宮城県腎協ホームページ <宮城県腎臓病患者連絡協議会> -Miyagi Association of Kidney Disease Patients-


ホームページ開設にあたり

宮城県腎臓病患者連絡協議会(略称:宮城県腎協)は、腎不全のため血液透析療法を受けている患者と腎移植者によって結成されています。現在の会員数は約1700名であります。


結成


  • 県腎協は、昭和47年3月12日、当時宮城県で血液透析治療を実施していた4つの病院の腎臓病患者らによって透析医療に携わる医師の方がたの激励と助言のもとに結成されました。
  • 結成当時は僅か40人たらずの会員が、33年後の今日、約1700名の会員を擁するまでに成長いたしましたのはひとえに、会員と家族はいうに及ばず、宮城県、仙台市をはじめとする県内各市町村、宮城県医師会、宮城県腎臓協会、宮城県透析医会、医療関係諸団体及ぴ私たちを取り巻く多くの方々のご指導、ご支援をいただいてのお陰であります。

現在


  • 宮城県腎協の設立に関わった人々の多くは、33年後の今日の腎不全医療や宮城県腎協の姿を想像することは殆どできないくらいであり、当時の腎不全医療の技術的、社会的到達点から、今日の透析医療の発展と普及を想定することは、およそ困難であると思っております。

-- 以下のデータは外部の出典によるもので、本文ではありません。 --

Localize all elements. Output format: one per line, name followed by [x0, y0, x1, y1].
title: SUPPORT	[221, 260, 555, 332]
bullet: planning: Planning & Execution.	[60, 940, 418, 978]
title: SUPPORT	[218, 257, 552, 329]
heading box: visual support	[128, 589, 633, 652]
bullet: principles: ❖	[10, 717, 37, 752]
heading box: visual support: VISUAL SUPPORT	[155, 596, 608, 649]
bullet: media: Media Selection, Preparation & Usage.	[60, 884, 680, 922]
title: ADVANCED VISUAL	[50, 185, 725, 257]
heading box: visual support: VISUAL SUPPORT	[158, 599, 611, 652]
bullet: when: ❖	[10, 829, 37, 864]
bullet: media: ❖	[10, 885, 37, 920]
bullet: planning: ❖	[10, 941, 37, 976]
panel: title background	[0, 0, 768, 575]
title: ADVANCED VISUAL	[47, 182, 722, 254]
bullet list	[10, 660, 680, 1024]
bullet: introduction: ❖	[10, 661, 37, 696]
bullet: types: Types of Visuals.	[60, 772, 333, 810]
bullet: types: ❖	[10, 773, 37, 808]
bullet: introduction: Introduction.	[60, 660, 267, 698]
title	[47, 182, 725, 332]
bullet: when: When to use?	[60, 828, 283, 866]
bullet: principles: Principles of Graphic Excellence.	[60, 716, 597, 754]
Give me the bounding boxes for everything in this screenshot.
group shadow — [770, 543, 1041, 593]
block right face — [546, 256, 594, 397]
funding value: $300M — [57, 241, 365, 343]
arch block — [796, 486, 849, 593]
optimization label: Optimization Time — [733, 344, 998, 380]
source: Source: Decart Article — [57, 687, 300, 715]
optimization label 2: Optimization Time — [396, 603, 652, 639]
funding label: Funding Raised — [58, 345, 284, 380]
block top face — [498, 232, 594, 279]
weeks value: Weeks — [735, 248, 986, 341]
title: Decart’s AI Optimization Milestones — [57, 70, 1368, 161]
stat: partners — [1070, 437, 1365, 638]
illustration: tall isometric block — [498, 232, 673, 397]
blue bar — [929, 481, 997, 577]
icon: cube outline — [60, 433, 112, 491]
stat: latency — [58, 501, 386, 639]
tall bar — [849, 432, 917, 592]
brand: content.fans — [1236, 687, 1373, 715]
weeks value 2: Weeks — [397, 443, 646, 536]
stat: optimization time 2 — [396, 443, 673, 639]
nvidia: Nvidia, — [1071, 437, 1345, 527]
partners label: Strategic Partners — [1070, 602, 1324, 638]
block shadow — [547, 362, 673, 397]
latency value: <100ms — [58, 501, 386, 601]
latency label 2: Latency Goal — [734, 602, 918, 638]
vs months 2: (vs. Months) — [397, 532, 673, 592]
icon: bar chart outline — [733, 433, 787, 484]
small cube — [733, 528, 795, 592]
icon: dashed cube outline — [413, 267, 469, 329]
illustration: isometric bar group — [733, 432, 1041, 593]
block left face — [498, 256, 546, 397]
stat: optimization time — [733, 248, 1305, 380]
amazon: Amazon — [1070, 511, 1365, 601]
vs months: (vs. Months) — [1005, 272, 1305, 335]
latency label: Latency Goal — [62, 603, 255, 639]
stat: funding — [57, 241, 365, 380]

そして、今日、人工腎臓で命を繋ぐ腎不全患者は全国で25万人(2004年末)いますが、そのうちの多数の患者は透析治療を受けながら、広く社会参加を果たしているのであります。なお、全国最長透析者は37年6カ月になります。宮城県腎協の33年間の運動は、社会的にも腎不全対策を大きく前進させることに貢献したと自負していますが、しかし一方では、糖尿病性腎症を原疾患とする腎不全患者、長期透析による合併症に苦しむ患着及び高齢透析患者などの増加が、近年の透析医療分野での新たな特徴であり、解決すぺき重要な課題となっております。
  • さらには、透析医療の維持と発展を支える社会保障制度が極めて危機的な状況にあり、医療機関側の努力にも拘らず、現状レベルの治療を量的にも質的にも支え続けることができるのかという不安が、患者を強く支配しております。そういう困難な情勢にありますが、透析患者の増加とともに、宮城県腎協の会員数も着実に拡大し、宮城県の患者団体のなかでも最大組織の一つとなっています。
  • そして、運動団体としての側面のみならず、広く宮城県民や腎臓病患者の利益の担い手・守り手としても活動しています。宮城県腎協加盟の病院腎友会は、県内6ブロックを中心に活発に活動しています。
  • この33年聞に培ってきた行動力は、その地域の患者要求を代弁する腎臓病患者、透析患者の唯一、最大の組織として、少なくない影響力を発揮していると思っております。
  • 組織運営としては、患者要求の実現のために、総会、幹事会及び運営委員会の開催は当然のこととして、陳情活動、学習会、研修会、講演会、交流会及びレクリエーション活動など患者要求に基づいた活動が各地で取組まれており、患者会員らに大変喜ばれ歓迎されています。
  • 更に、新しく透析を導入した患者らには、患者会への入会を呼びかけ、導入初期の不安を払拭するための活動なども行なっています。

今後


  • 宮城県腎協にとっての新しい世紀は、医学研究もいっそう飛躍的な進歩が期待され、腎臓病の医療も大きく変化することが予想されます。腎移植もいっそう普及していくことが期待されています。CAPD、在宅血液透析も腎不全患者の選択肢の一つとして拡大していくことと思われます。
  • 一方、透析患者の高齢化、合併症、糖尿病性腎症などが、透析患者の益々大きな課題となってきそうです。これらの患者に対応する介護保険制度の改善なども、今後の大きな課題となってくることと思います。
  • そして、その医療技術の進歩と成果が、患者の生命と生活、高いQOLを保障し、全ての人々にあまねくいきわたるような社会となる21世紀を、私たちは強く期待しております。